Book Review: Second Go by Radhika Sachdev

As always I’d like to have the book blurb posted first before I move on to discuss the book so that the readers can get a good idea of what the book is based on.

Here it is :

Penned in real time, from the hospital bed while battling for life, on a Samsung Galaxy smartphone’s 4×2 inch keypad, the only device allowed to the patient in her super-sanitized recuperating room, this book follows a hybrid format of medico-psycho thriller, interspersed with SMS chats, transcripts of medical records and other workings of an addled mind overcome by sickness, yet determined to pull through.
It is a first-hand account of a liver transplant recipient’s journey in India, chronicled from the patient’s perspective in vivid detail as a series of dramatic events unfold in her life, completing the cycle from sickness to health, despair to hope.
It also tells the story of a single mom and breadwinner of the family, her strong bonding with her adoptive daughter and her family and friends’ support.
The author hopes that this book will give courage and direction to other patients whose lives are hanging by a thread, patients awaiting a life-saving cadaveric organ donation.

Now that you have gone through the blurb, which to me is important as it is equivalent to picking up a copy at the store, turning it over to check out what the book is about by reading the back cover, we are at a book place to discuss the book.

I had received a copy of this book from the publisher for review purpose and there are two reasons why I might have almost turned down the copy.

One, the part about being typed from the keyboard of a phone.
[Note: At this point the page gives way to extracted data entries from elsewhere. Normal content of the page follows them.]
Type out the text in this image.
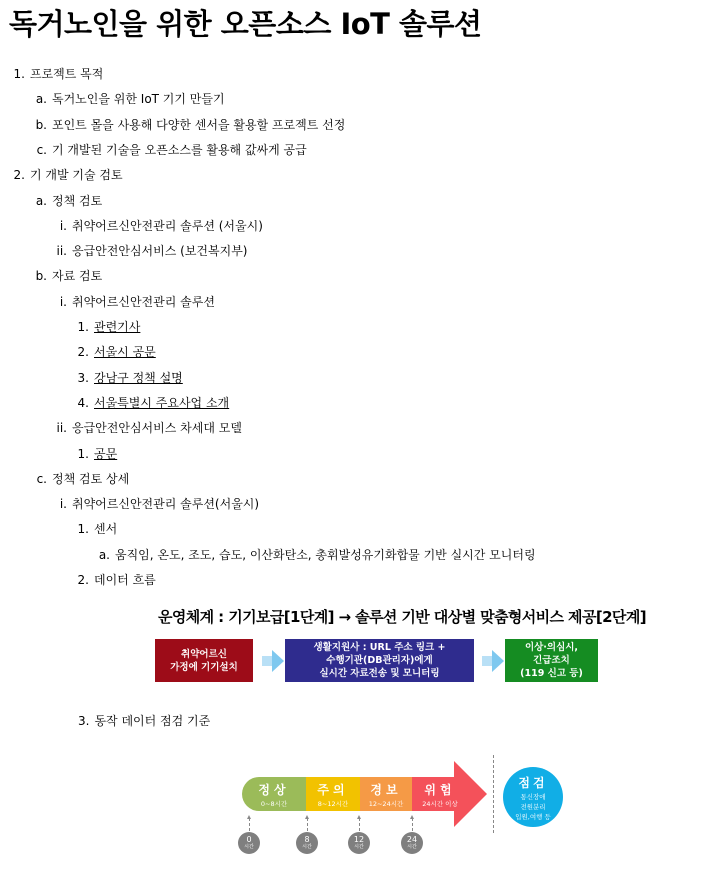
독거노인을 위한 오픈소스 IoT 솔루션
1. 프로젝트 목적
a. 독거노인을 위한 IoT 기기 만들기
b. 포인트 몰을 사용해 다양한 센서을 활용할 프로젝트 선정
c. 기 개발된 기술을 오픈소스를 활용해 값싸게 공급
2. 기 개발 기술 검토
a. 정책 검토
i. 취약어르신안전관리 솔루션 (서울시)
ii. 응급안전안심서비스 (보건복지부)
b. 자료 검토
i. 취약어르신안전관리 솔루션
1. 관련기사
2. 서울시 공문
3. 강남구 정책 설명
4. 서울특별시 주요사업 소개
ii. 응급안전안심서비스 차세대 모델
1. 공문
c. 정책 검토 상세
i. 취약어르신안전관리 솔루션(서울시)
1. 센서
a. 움직임, 온도, 조도, 습도, 이산화탄소, 총휘발성유기화합물 기반 실시간 모니터링
2. 데이터 흐름
운영체계 : 기기보급[1단계] → 솔루션 기반 대상별 맞춤형서비스 제공[2단계]
취약어르신
가정에 기기설치
생활지원사 : URL 주소 링크 +
수행기관(DB관리자)에게
실시간 자료전송 및 모니터링
이상·의심시,
긴급조치
(119 신고 등)
3. 동작 데이터 점검 기준
정상
0~8시간
주의
8~12시간
경보
12~24시간
위험
24시간 이상
0
시간
8
시간
12
시간
24
시간
점검
통신장애
전원분리
입원,여행 등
While to judge anything just from reading that part alone is purely judgmental and puerile even from my part, based on my past experiences of picking up books that said that, it might be understandable why I might have been inclined to give it a skip.

Second, I find it difficult to read through anything that is bound to be a painful read, though this does have a happy ending, I knew it might be difficult for me to read through this tale that is bound to be heart-wrenching. All that bench press in excess of a hundred pounds is inversely proportional to the sensitive person that actually resides deep within me.
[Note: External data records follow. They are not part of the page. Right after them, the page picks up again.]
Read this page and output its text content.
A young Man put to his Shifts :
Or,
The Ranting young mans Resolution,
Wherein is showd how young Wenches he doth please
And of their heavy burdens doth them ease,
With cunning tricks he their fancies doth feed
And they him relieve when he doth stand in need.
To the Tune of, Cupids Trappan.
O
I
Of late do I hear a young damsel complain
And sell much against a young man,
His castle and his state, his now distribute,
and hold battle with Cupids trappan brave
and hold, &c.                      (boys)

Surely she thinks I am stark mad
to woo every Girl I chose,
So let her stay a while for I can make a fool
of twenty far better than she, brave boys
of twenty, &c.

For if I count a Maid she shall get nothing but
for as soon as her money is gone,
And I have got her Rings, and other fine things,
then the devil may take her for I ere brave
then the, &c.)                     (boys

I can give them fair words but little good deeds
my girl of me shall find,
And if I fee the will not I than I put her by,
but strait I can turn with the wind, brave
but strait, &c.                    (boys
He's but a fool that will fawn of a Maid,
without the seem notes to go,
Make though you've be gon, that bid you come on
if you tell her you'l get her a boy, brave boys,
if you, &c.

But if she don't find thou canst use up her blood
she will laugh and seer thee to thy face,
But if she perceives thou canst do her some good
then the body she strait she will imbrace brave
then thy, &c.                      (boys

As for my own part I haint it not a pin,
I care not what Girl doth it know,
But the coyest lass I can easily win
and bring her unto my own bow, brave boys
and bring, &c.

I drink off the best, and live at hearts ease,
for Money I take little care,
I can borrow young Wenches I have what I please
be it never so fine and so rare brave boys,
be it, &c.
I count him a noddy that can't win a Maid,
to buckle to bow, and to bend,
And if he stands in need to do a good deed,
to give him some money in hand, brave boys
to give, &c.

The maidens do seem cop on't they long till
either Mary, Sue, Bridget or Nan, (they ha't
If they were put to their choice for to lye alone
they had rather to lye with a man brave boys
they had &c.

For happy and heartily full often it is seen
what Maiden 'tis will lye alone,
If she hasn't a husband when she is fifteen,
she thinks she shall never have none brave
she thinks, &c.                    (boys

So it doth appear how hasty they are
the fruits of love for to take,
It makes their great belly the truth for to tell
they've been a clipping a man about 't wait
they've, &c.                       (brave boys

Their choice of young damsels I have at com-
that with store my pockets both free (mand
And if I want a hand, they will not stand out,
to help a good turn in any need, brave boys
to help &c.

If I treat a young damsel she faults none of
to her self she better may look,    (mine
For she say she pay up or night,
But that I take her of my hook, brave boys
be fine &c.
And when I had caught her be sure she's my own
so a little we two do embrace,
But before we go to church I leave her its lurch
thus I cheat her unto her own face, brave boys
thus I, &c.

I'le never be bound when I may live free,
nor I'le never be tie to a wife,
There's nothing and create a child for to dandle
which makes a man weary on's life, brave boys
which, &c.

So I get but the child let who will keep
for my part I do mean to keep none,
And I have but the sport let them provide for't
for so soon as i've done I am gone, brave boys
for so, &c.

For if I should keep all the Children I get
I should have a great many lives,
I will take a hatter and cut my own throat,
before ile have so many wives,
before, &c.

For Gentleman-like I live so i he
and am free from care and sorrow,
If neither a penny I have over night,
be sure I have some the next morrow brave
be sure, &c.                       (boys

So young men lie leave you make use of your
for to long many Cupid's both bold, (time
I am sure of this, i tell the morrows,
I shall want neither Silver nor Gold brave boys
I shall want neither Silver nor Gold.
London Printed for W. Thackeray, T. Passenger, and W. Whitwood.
But I did ask for this copy. The author’s bio was the reason behind this change of heart. Reading about how the author, Radhika, was a journalist and had held senior positions in an editorial capacity with some of the leading newspapers meant that her writing style would turn to be a delight.
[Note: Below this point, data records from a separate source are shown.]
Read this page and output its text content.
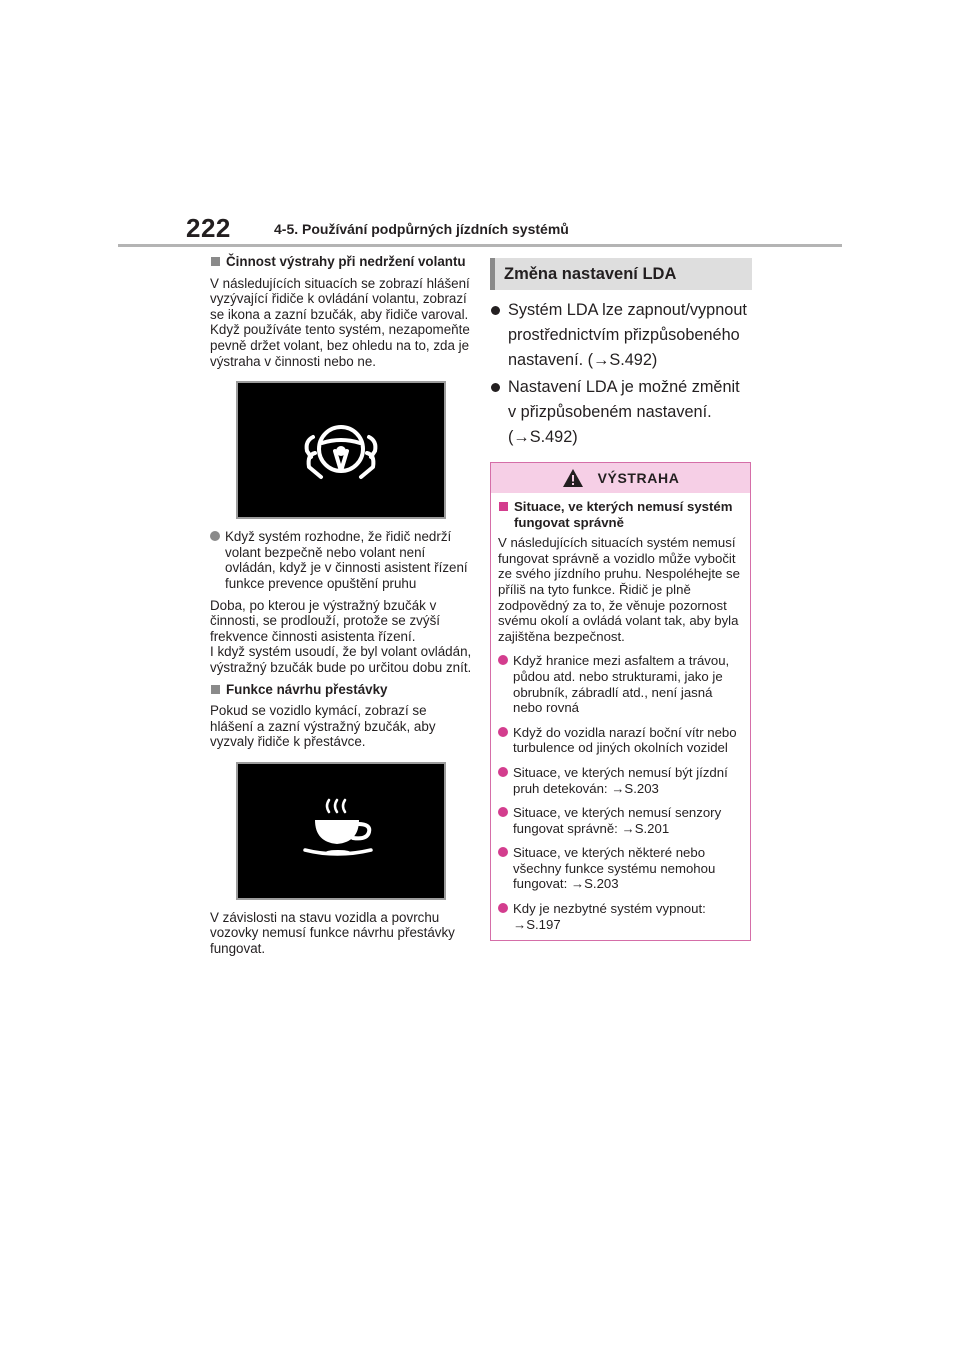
222	4-5. Používání podpůrných jízdních systémů
Činnost výstrahy při nedržení volantu

V následujících situacích se zobrazí hlášení vyzývající řidiče k ovládání volantu, zobrazí se ikona a zazní bzučák, aby řidiče varoval. Když používáte tento systém, nezapomeňte pevně držet volant, bez ohledu na to, zda je výstraha v činnosti nebo ne.

Když systém rozhodne, že řidič nedrží volant bezpečně nebo volant není ovládán, když je v činnosti asistent řízení funkce prevence opuštění pruhu

Doba, po kterou je výstražný bzučák v činnosti, se prodlouží, protože se zvýší frekvence činnosti asistenta řízení.

I když systém usoudí, že byl volant ovládán, výstražný bzučák bude po určitou dobu znít.

Funkce návrhu přestávky

Pokud se vozidlo kymácí, zobrazí se hlášení a zazní výstražný bzučák, aby vyzvaly řidiče k přestávce.

V závislosti na stavu vozidla a povrchu vozovky nemusí funkce návrhu přestávky fungovat.

Změna nastavení LDA
Systém LDA lze zapnout/vypnout prostřednictvím přizpůsobeného nastavení. (→S.492)
Nastavení LDA je možné změnit v přizpůsobeném nastavení. (→S.492)
VÝSTRAHA
Situace, ve kterých nemusí systém fungovat správně

V následujících situacích systém nemusí fungovat správně a vozidlo může vybočit ze svého jízdního pruhu. Nespoléhejte se příliš na tyto funkce. Řidič je plně zodpovědný za to, že věnuje pozornost svému okolí a ovládá volant tak, aby byla zajištěna bezpečnost.

Když hranice mezi asfaltem a trávou, půdou atd. nebo strukturami, jako je obrubník, zábradlí atd., není jasná nebo rovná
Když do vozidla narazí boční vítr nebo turbulence od jiných okolních vozidel
Situace, ve kterých nemusí být jízdní pruh detekován: →S.203
Situace, ve kterých nemusí senzory fungovat správně: →S.201
Situace, ve kterých některé nebo všechny funkce systému nemohou fungovat: →S.203
Kdy je nezbytné systém vypnout: →S.197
It was just that and more.

As the title of the book says, this book is a first-hand account of a liver transplant recipient’s journey, it was I believe written with an intent to let the readers know about how things actually are when you happen to be in a position as she was. I loved her writing style as it was just the way I had wanted it to be.

My favorite part in the book was about how Radhika meets Arzoo and she becomes a part of the family. I had to put down the book multiple times to avoid having that droplet roll down my cheeks. Maybe I am not cut out for reading anything touching or maybe I am on the deep end of being a sensitive person, either way, I glided through the pages till the last one.

If you do get a copy, I would highly recommend reading it right away.